Nope, APS didn't hurt these students, their parents did. Their parents made poor choices and it hurt their kids.
Anonymous
Anonymous wrote:
Anonymous wrote:
Anonymous wrote:
Anonymous wrote:I signed up both of my kids for the testing program at the start of the school year. We’ve followed all of the requested protocols, and believed that APS would do their part, until given reason not to believe.

Both of my kids had symptoms that required staying home and testing at different points, and we were honest and followed the rules, believing that the work that they were missing in school would be fully accessible online and/or upon return to school, as promised. It wasn’t, for either. My junior missed two labs in an an AP science class, was not given an opportunity to make them up, and they tanked his grade until we went up the chain of command to get the situation rectified. That took over a month. Other classes also presented significant obstacles to accessing missed material and/or making up missed graded material.

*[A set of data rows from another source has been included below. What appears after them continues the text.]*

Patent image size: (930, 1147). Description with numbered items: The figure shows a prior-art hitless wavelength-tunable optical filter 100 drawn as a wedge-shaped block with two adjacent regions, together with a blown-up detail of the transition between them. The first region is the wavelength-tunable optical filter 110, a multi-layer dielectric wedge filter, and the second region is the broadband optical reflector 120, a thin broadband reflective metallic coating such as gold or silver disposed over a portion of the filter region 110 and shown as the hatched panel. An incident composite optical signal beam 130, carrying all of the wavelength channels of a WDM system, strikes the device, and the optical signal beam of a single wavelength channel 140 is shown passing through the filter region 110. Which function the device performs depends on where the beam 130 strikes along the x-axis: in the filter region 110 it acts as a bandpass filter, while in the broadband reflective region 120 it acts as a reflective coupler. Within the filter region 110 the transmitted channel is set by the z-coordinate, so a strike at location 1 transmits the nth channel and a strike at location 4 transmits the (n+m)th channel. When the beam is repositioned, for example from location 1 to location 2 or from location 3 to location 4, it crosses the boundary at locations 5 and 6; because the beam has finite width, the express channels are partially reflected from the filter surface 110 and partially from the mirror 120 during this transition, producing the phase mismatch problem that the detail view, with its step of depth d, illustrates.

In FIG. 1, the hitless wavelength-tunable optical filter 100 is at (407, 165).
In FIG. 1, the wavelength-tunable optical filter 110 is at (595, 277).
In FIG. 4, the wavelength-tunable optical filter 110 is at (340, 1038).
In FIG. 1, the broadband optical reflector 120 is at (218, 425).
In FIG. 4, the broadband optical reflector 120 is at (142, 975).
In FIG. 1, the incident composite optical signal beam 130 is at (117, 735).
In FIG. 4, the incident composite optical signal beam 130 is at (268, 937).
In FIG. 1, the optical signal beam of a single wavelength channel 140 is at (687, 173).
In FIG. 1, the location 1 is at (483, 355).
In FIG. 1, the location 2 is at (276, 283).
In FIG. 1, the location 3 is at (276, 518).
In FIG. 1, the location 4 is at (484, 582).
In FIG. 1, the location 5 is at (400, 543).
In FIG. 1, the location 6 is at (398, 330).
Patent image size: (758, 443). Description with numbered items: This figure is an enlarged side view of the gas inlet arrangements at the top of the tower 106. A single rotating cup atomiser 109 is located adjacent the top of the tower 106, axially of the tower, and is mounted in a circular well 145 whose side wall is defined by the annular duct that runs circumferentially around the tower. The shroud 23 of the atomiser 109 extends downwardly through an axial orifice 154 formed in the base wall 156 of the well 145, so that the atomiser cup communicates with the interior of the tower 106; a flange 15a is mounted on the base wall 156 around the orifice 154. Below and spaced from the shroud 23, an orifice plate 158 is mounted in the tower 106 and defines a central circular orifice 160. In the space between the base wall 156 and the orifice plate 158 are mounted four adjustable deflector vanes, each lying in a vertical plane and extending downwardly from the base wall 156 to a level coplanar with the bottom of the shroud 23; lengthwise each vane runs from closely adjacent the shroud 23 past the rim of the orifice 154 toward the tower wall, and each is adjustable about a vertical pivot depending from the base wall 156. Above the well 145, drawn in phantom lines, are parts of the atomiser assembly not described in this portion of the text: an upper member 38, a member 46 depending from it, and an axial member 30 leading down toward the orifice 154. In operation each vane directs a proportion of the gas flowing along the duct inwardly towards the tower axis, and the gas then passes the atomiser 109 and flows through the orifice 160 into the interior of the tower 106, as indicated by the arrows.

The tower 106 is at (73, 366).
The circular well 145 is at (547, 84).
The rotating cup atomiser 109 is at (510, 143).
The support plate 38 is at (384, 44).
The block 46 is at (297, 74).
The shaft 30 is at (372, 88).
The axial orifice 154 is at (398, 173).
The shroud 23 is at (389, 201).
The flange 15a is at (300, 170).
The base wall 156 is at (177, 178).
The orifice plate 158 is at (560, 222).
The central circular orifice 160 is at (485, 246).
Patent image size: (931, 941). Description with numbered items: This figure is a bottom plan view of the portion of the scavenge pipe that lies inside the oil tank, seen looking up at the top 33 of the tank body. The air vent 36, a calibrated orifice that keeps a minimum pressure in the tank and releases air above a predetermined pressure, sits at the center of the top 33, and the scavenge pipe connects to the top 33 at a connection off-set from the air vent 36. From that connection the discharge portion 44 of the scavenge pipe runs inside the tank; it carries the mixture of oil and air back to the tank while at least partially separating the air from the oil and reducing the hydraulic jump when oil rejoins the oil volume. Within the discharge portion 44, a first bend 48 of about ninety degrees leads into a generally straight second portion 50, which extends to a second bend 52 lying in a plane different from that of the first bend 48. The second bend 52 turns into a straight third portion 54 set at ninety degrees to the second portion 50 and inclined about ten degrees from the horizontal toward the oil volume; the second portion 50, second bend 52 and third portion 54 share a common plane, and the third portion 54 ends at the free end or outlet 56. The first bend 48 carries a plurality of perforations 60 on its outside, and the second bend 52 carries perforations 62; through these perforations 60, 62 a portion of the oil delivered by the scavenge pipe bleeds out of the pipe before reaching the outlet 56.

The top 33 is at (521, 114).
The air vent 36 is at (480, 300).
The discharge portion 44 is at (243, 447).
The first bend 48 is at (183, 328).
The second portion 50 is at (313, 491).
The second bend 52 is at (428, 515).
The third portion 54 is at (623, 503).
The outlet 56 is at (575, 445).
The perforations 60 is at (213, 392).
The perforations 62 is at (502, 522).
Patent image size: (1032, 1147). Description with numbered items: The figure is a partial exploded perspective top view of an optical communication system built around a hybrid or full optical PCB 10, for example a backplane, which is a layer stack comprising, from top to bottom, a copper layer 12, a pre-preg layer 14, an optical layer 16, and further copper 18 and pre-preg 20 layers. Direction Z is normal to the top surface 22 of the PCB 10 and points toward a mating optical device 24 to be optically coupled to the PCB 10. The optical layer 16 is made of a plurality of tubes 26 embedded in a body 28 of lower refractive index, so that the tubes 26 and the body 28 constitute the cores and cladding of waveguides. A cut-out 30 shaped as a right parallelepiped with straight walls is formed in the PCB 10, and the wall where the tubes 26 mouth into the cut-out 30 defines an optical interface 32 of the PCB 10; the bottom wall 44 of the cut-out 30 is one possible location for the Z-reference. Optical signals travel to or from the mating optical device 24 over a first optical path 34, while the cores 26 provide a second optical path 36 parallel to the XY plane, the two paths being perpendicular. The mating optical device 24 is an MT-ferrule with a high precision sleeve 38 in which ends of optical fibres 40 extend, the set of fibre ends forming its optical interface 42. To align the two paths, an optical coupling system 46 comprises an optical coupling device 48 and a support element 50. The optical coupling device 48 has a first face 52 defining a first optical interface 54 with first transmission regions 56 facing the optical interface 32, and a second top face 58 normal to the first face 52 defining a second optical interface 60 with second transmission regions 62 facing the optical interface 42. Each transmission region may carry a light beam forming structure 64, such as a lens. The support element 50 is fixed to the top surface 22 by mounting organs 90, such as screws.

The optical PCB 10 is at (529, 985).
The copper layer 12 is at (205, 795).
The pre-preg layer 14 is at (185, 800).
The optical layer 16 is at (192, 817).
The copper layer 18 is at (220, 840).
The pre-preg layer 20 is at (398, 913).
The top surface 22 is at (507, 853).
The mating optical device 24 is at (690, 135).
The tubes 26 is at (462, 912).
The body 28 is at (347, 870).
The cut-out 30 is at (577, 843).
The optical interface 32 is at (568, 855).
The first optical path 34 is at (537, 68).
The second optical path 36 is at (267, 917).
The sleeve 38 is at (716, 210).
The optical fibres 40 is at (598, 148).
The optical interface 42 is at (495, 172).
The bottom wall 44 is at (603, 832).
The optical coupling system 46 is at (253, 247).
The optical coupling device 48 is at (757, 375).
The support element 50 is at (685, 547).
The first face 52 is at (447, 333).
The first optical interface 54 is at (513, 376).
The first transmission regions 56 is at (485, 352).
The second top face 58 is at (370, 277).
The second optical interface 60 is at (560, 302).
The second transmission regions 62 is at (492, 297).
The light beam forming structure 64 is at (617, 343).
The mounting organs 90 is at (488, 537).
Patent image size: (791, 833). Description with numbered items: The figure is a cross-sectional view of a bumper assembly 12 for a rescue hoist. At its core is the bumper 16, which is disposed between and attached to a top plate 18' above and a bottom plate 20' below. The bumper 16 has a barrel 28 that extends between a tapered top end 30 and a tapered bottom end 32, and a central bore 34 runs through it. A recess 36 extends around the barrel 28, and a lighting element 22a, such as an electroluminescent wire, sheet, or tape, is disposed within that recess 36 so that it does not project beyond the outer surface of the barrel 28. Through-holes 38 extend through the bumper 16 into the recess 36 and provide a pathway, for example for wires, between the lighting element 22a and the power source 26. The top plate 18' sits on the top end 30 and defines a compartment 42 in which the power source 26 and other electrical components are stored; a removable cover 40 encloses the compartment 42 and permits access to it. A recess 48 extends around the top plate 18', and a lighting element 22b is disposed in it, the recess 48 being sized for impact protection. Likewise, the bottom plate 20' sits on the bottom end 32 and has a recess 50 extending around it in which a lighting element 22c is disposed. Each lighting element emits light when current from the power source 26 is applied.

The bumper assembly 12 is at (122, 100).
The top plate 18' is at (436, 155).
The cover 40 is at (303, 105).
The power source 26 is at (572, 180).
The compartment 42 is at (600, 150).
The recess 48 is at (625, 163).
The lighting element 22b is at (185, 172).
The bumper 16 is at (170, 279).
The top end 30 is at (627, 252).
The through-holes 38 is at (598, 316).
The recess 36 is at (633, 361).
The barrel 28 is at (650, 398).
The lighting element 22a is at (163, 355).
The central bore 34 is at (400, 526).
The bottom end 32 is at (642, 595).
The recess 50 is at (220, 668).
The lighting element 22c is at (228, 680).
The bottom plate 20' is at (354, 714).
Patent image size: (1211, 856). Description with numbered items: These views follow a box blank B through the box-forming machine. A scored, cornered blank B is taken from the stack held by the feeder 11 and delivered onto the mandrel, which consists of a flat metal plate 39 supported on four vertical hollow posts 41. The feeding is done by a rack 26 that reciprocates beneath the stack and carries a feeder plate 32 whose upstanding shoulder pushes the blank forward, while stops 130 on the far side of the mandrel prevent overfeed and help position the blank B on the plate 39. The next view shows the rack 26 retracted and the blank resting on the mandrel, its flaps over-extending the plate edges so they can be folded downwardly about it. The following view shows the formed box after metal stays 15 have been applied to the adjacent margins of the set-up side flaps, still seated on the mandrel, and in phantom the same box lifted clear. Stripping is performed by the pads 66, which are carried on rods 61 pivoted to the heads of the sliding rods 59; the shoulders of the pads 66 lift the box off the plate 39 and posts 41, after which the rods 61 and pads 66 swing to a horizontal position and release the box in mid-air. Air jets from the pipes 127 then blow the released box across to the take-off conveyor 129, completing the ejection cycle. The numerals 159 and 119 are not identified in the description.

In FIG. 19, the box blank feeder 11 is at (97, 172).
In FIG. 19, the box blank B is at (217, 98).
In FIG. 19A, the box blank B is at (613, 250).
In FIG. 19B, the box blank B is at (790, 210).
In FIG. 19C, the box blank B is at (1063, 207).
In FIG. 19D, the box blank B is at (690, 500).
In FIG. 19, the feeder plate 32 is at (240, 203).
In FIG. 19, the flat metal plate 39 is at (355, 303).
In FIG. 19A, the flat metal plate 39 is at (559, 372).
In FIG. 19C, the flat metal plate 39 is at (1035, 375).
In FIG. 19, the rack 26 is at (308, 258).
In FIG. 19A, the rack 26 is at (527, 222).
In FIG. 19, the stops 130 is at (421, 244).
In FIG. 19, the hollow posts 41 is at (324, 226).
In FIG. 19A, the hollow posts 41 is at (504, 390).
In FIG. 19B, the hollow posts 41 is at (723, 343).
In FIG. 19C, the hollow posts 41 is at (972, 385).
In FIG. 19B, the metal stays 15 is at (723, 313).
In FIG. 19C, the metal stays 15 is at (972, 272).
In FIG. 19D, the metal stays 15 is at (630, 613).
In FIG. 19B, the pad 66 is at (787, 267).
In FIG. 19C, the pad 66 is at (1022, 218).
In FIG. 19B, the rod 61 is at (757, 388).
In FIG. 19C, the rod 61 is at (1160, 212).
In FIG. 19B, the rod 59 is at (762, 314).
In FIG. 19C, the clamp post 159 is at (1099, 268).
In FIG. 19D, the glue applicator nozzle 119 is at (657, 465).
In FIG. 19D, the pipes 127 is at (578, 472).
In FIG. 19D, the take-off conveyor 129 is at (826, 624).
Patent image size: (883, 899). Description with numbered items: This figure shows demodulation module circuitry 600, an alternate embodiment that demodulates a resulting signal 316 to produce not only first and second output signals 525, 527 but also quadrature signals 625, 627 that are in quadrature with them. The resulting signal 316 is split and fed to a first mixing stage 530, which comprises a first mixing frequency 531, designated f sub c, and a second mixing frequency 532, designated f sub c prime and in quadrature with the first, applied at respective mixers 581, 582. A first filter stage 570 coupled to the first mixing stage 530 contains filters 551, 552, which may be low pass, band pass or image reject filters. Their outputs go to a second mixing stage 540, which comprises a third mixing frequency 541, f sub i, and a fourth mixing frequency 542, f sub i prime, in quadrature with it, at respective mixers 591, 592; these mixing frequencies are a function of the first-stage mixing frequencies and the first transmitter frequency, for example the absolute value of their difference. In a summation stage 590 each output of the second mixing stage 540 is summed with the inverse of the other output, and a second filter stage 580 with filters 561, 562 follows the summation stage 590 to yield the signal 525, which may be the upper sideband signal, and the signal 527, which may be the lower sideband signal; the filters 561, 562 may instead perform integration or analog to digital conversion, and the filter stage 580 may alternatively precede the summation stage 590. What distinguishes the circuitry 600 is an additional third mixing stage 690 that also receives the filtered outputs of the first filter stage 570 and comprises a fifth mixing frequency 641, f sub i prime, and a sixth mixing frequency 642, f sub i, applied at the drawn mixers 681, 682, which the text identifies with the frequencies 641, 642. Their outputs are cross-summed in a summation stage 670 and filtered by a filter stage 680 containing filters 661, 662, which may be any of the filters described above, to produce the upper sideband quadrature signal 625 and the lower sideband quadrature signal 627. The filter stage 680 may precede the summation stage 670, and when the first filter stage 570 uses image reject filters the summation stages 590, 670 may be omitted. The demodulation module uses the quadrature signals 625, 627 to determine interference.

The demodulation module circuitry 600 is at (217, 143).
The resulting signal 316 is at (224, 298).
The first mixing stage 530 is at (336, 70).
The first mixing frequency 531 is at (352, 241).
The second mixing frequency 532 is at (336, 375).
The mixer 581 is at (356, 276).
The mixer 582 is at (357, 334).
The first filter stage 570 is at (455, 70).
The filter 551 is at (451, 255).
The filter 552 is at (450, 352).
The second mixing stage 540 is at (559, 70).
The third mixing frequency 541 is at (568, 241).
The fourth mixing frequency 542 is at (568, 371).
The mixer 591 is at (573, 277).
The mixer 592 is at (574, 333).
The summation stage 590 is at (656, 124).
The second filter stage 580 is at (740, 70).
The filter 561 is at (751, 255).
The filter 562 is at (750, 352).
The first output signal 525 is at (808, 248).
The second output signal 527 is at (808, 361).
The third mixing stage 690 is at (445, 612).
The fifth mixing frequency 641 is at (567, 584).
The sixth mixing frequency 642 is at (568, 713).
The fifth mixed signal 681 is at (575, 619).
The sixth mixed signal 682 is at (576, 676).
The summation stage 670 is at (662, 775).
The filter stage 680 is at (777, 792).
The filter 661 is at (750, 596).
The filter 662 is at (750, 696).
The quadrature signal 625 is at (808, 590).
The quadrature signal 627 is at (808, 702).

My middle schooler missed a test while out awaiting test results and was given a sliver of time in an advisory period to make it up. She’s a fast and accurate test taker but could only complete half of the test. Another grade hit for a stellar student who did nothing wrong.

Both kids are fully vaccinated now, and we’re not signing up with the new testing vendor. If my kids are significantly symptomatic we’ll keep them home and accept the work makeup struggle. I’m not having them tested as long as they’re asymptomatic. APS shouldn’t make empty promises if it wants parents to choose to comply with this increasingly dubious program.


LOL!!!! Aww and you were such the little perfect Covid parent.

I just can’t muster up any sympathy for your situation. You got what you deserved for being so self righteous.


DP. What a strange post. You are actually taking glee in two kids getting hurt academically by APS’s refusal to follow its own policies because you want to stick it to their parent for making a decision union you disagree with (but that is fully within their rights to make)?


Nope, APS didn't hurt these students, their parents did. Their parents made poor choices and it hurt their kids.


Gmafb.
Anonymous
Anonymous wrote:Remember how last year people were pointing at private schools offering more in-person instruction and saying APS should follow their lead?


Yup. Look at all of those private schools looking at going virtual now.